How CVE-2026-20253 Turns Splunk’s PostgreSQL Sidecar Into an Open Door
Security teams using Splunk Enterprise for log collection and threat detection need to patch now. Splunk CVE-2026-20253, published in advisory SVD-2026-0603 on June 10, 2026, affects the PostgreSQL sidecar service bundled with Splunk Enterprise. The flaw scores CVSS 9.8 and requires zero authentication. A public proof-of-concept appeared on GitHub on June 13. Here is the technical picture and what you need to do.
The Vulnerable Component: PostgreSQL Sidecar Endpoint
Splunk Enterprise ships a PostgreSQL sidecar service alongside its core processes. This service exposes an endpoint for file operations, creating and truncating files on the host filesystem. The endpoint shipped with no authentication controls. That makes it a textbook case of CWE-306: Missing Authentication for Critical Function.
Any attacker who reaches the endpoint over the network can send crafted requests. Those requests create new files or truncate existing ones on the host. No session token, no API key, no certificate required. Just a network packet reaching the right port is enough.
The RCE Chain: From File Write to Code Execution
A file write primitive is already a serious finding in most penetration tests. Against Splunk, however, researchers found the chain extends further. PostgreSQL’s built-in lo_export function writes content from a database large object to a specified path on the filesystem. By combining the unauthenticated endpoint with lo_export, an attacker places a malicious script at a path that Splunk services later execute.

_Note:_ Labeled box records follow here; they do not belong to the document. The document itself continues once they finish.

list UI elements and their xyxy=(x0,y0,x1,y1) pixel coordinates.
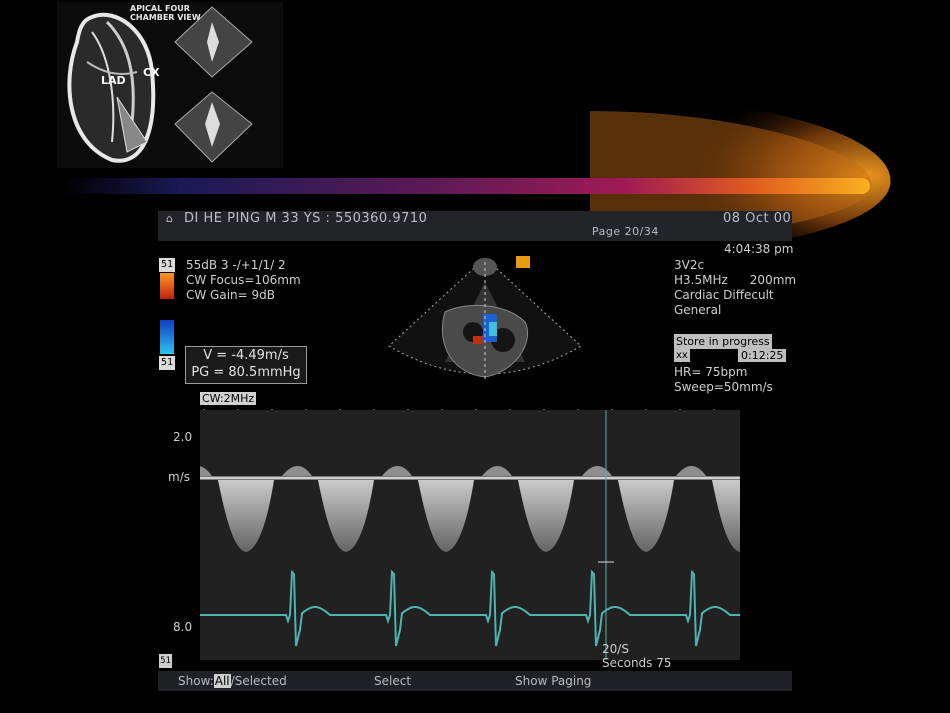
exam-date: 08 Oct 00 xyxy=(723,211,792,226)
store-status-row: xx 0:12:25 xyxy=(674,349,790,362)
show-selected-option[interactable]: /Selected xyxy=(231,674,287,688)
store-timer: 0:12:25 xyxy=(738,349,787,362)
physio-settings: HR= 75bpm Sweep=50mm/s xyxy=(674,365,773,395)
image-depth: 200mm xyxy=(749,273,797,287)
sweep-speed: Sweep=50mm/s xyxy=(674,380,773,394)
header-marker-icon: ⌂ xyxy=(166,212,174,225)
lad-label: LAD xyxy=(101,74,126,87)
probe-depth-line: H3.5MHz 200mm xyxy=(674,273,796,288)
corner-mode-icon: 51 xyxy=(159,654,172,668)
page-indicator: Page 20/34 xyxy=(592,225,659,238)
seconds-counter: Seconds 75 xyxy=(602,656,672,670)
frame-rate: 20/S xyxy=(602,642,629,656)
2d-sector-image xyxy=(388,257,582,380)
preset-name: Cardiac Diffecult xyxy=(674,288,774,302)
select-button[interactable]: Select xyxy=(374,674,411,688)
probe-settings: 3V2c H3.5MHz 200mm Cardiac Diffecult Gene… xyxy=(674,258,796,318)
show-prefix: Show: xyxy=(178,674,214,688)
scale-unit-label: m/s xyxy=(168,470,190,484)
patient-header-bar: ⌂ DI HE PING M 33 YS : 550360.9710 08 Oc… xyxy=(158,211,792,241)
pressure-gradient-measurement: PG = 80.5mmHg xyxy=(191,365,301,380)
velocity-measurement: V = -4.49m/s xyxy=(203,348,289,363)
spectral-doppler-display xyxy=(200,410,740,660)
heart-rate: HR= 75bpm xyxy=(674,365,748,379)
show-paging-button[interactable]: Show Paging xyxy=(515,674,591,688)
store-progress-label: Store in progress xyxy=(674,334,772,349)
probe-frequency: H3.5MHz xyxy=(674,273,728,287)
application-mode: General xyxy=(674,303,722,317)
color-scale-chip: 51 xyxy=(159,356,175,370)
show-filter[interactable]: Show:All/Selected xyxy=(178,674,287,688)
show-all-option[interactable]: All xyxy=(213,674,231,688)
store-icon: xx xyxy=(674,349,690,362)
reference-view-title: APICAL FOUR CHAMBER VIEW xyxy=(130,4,201,22)
velocity-color-bar-negative xyxy=(160,320,174,354)
cx-label: CX xyxy=(143,66,160,79)
focus-line: CW Focus=106mm xyxy=(186,273,301,287)
scale-bottom-label: 8.0 xyxy=(173,620,193,634)
velocity-color-bar-positive xyxy=(160,273,174,299)
cw-gain-line: CW Gain= 9dB xyxy=(186,288,276,302)
bottom-menu-bar: Show:All/Selected Select Show Paging xyxy=(158,671,792,691)
scale-top-label: 2.0 xyxy=(173,430,193,444)
gain-line: 55dB 3 -/+1/1/ 2 xyxy=(186,258,286,272)
measurement-box: V = -4.49m/s PG = 80.5mmHg xyxy=(185,346,307,384)
grey-scale-chip: 51 xyxy=(159,258,175,272)
gain-settings: 55dB 3 -/+1/1/ 2 CW Focus=106mm CW Gain=… xyxy=(186,258,301,303)
probe-orientation-icon xyxy=(516,256,530,268)
patient-info: DI HE PING M 33 YS : 550360.9710 xyxy=(184,211,428,226)
probe-name: 3V2c xyxy=(674,258,705,272)
exam-time: 4:04:38 pm xyxy=(724,242,794,256)
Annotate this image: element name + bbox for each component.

The result is remote code execution on the Splunk server without any valid credentials. Orca Security and NetSPI independently documented this chain after Splunk’s disclosure. Horizon3.ai released a Rapid Response test for the flaw on June 15.
Affected Versions
Splunk CVE-2026-20253 is present in the following releases:
- Splunk Enterprise 10.0.x through 10.0.6
- Splunk Enterprise 10.2.x through 10.2.3
- Splunk Cloud Platform versions below 10.4.2604.3 and 10.2.2510.14
The June 10 advisory also patched three other flaws from the same batch: CVE-2026-20251 (CVSS 8.8, unsafe deserialization in Splunk Secure Gateway), CVE-2026-20252 (CVSS 7.6, SSRF in PDF export), and CVE-2026-20258 (CVSS 7.1, stored XSS in dashboards). All four share the same advisory. So CVE-2026-20253 is the one to address first: it has public exploit code and a direct path to host compromise.
No Workaround Exists
Splunk confirmed there are no mitigations or workarounds for Splunk CVE-2026-20253. The only fix is patching. While you arrange the update, restricting network access to the PostgreSQL sidecar port reduces the exposure. That is a compensating control, not a fix.

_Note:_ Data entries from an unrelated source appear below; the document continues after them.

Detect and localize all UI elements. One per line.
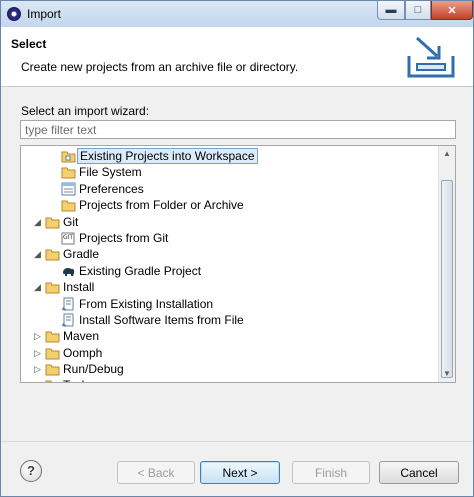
wizard-tree[interactable]: Existing Projects into Workspace File Sys… (20, 145, 456, 383)
tree-item[interactable]: ◢ Gradle (21, 246, 439, 262)
folder-icon (45, 247, 60, 261)
install-icon (61, 313, 76, 327)
collapsed-triangle-icon[interactable]: ▷ (33, 332, 42, 341)
tree-item[interactable]: File System (21, 164, 439, 180)
project-folder-icon (61, 149, 76, 163)
scroll-up-arrow-icon[interactable]: ▲ (439, 146, 455, 162)
window-title: Import (27, 7, 62, 21)
folder-icon (45, 280, 60, 294)
back-button[interactable]: < Back (117, 461, 195, 484)
git-icon: GIT (61, 231, 76, 245)
tree-item-label: Run/Debug (63, 362, 124, 377)
install-icon (61, 297, 76, 311)
page-title: Select (11, 37, 47, 51)
wizard-label: Select an import wizard: (21, 104, 150, 118)
wizard-header: Select Create new projects from an archi… (1, 27, 473, 87)
finish-button[interactable]: Finish (292, 461, 370, 484)
expanded-triangle-icon[interactable]: ◢ (33, 283, 42, 292)
expanded-triangle-icon[interactable]: ◢ (33, 217, 42, 227)
title-bar[interactable]: Import ▬ □ ✕ (1, 1, 473, 27)
preferences-icon (61, 182, 76, 196)
maximize-button[interactable]: □ (405, 1, 431, 20)
tree-item[interactable]: ◢ Git (21, 214, 439, 230)
collapsed-triangle-icon[interactable]: ▷ (33, 365, 42, 374)
page-description: Create new projects from an archive file… (21, 60, 299, 74)
tree-item[interactable]: ▷ Run/Debug (21, 361, 439, 377)
tree-item[interactable]: Existing Projects into Workspace (21, 148, 439, 164)
tree-item-label: Gradle (63, 247, 100, 262)
svg-text:GIT: GIT (63, 234, 73, 241)
collapsed-triangle-icon[interactable]: ▷ (33, 381, 42, 382)
vertical-scrollbar[interactable]: ▲ ▼ (438, 146, 455, 382)
scroll-down-arrow-icon[interactable]: ▼ (439, 366, 455, 382)
tree-item[interactable]: Preferences (21, 181, 439, 197)
tree-item-label: Projects from Folder or Archive (79, 198, 244, 213)
expanded-triangle-icon[interactable]: ◢ (33, 250, 42, 259)
tree-item-label: Existing Gradle Project (79, 263, 202, 278)
minimize-button[interactable]: ▬ (377, 1, 405, 20)
next-button[interactable]: Next > (200, 461, 280, 484)
folder-icon (45, 378, 60, 382)
tree-item-label: Tasks (61, 377, 96, 382)
tree-item[interactable]: From Existing Installation (21, 296, 439, 312)
tree-item[interactable]: ▷ Tasks (21, 377, 439, 382)
tree-item[interactable]: ▷ Oomph (21, 345, 439, 361)
folder-icon (45, 215, 60, 229)
tree-rows: Existing Projects into Workspace File Sys… (21, 148, 439, 382)
tree-item[interactable]: Projects from Folder or Archive (21, 197, 439, 213)
tree-item[interactable]: Existing Gradle Project (21, 263, 439, 279)
wizard-body: Select an import wizard: Existing Projec… (1, 88, 473, 436)
tree-item-label: Install (63, 280, 95, 295)
tree-item-label: Git (63, 214, 79, 229)
folder-icon (61, 198, 76, 212)
folder-icon (45, 362, 60, 376)
tree-item[interactable]: Install Software Items from File (21, 312, 439, 328)
import-dialog: Import ▬ □ ✕ Select Create new projects … (0, 0, 474, 497)
tree-item-label: Maven (63, 329, 100, 344)
tree-item[interactable]: ◢ Install (21, 279, 439, 295)
eclipse-icon (7, 7, 21, 21)
tree-item-label: From Existing Installation (79, 296, 214, 311)
close-button[interactable]: ✕ (431, 1, 473, 20)
folder-icon (61, 165, 76, 179)
tree-item[interactable]: GIT Projects from Git (21, 230, 439, 246)
cancel-button[interactable]: Cancel (379, 461, 459, 484)
tree-item-label: File System (79, 165, 142, 180)
help-button[interactable]: ? (20, 460, 42, 482)
folder-icon (45, 346, 60, 360)
tree-item-label: Oomph (63, 345, 103, 360)
scrollbar-thumb[interactable] (441, 180, 453, 378)
tree-item-label: Preferences (79, 181, 144, 196)
button-bar: ? < Back Next > Finish Cancel (1, 441, 473, 496)
tree-item-label: Existing Projects into Workspace (77, 148, 258, 164)
tree-item[interactable]: ▷ Maven (21, 328, 439, 344)
filter-input[interactable] (20, 120, 456, 139)
tree-item-label: Projects from Git (79, 230, 169, 245)
import-tray-icon (407, 36, 455, 78)
collapsed-triangle-icon[interactable]: ▷ (33, 348, 42, 358)
tree-item-label: Install Software Items from File (79, 312, 244, 327)
folder-icon (45, 329, 60, 343)
gradle-elephant-icon (61, 264, 76, 278)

Patched releases for self-hosted Splunk Enterprise are 10.2.4, 10.0.7, 10.4.0, 9.4.12, and 9.3.13. For Splunk Cloud Platform, the fixed builds are 10.4.2604.3, 10.3.2512.12, 10.2.2510.15, 10.1.2507.23, and 9.3.2411.132.
Why This Matters for Security Teams
Splunk typically holds privileged access inside enterprise environments. The service ingests logs from every layer of the infrastructure, often holds long-term credentials used for pull-based data collection, and frequently runs with elevated OS-level permissions. When an attacker compromises the Splunk server, they get access to all of that.
Beyond the initial foothold, they gain a window into every system feeding Splunk data. That creates opportunities for lateral movement, credential harvesting, and log tampering to cover their tracks. So a compromised SIEM is not just one node: it is an observation deck over the rest of the network, with the added bonus of the ability to erase the evidence.
No confirmed in-the-wild exploitation of Splunk CVE-2026-20253 has been reported yet. But that window is closing. The combination of a CVSS 9.8 score and a public PoC makes this a high-value target. Threat actors typically move within days once working exploit code is public.
Prioritisation Guidance
Check your Splunk Enterprise version now. If you run 10.0.x below 10.0.7 or 10.2.x below 10.2.4, treat this as an emergency patch. Confirm Splunk Cloud instances are on patched builds or open a case with Splunk support. Also use firewall rules to restrict access to the sidecar port in the interim while the update is applied.
Review Splunk server logs and the host filesystem for unexpected file creation before your patch date. That is a quick check for prior exploitation. Also verify that your Splunk process account does not have broader OS-level permissions than the job requires. Tightening that is a good baseline regardless of Splunk CVE-2026-20253 specifically.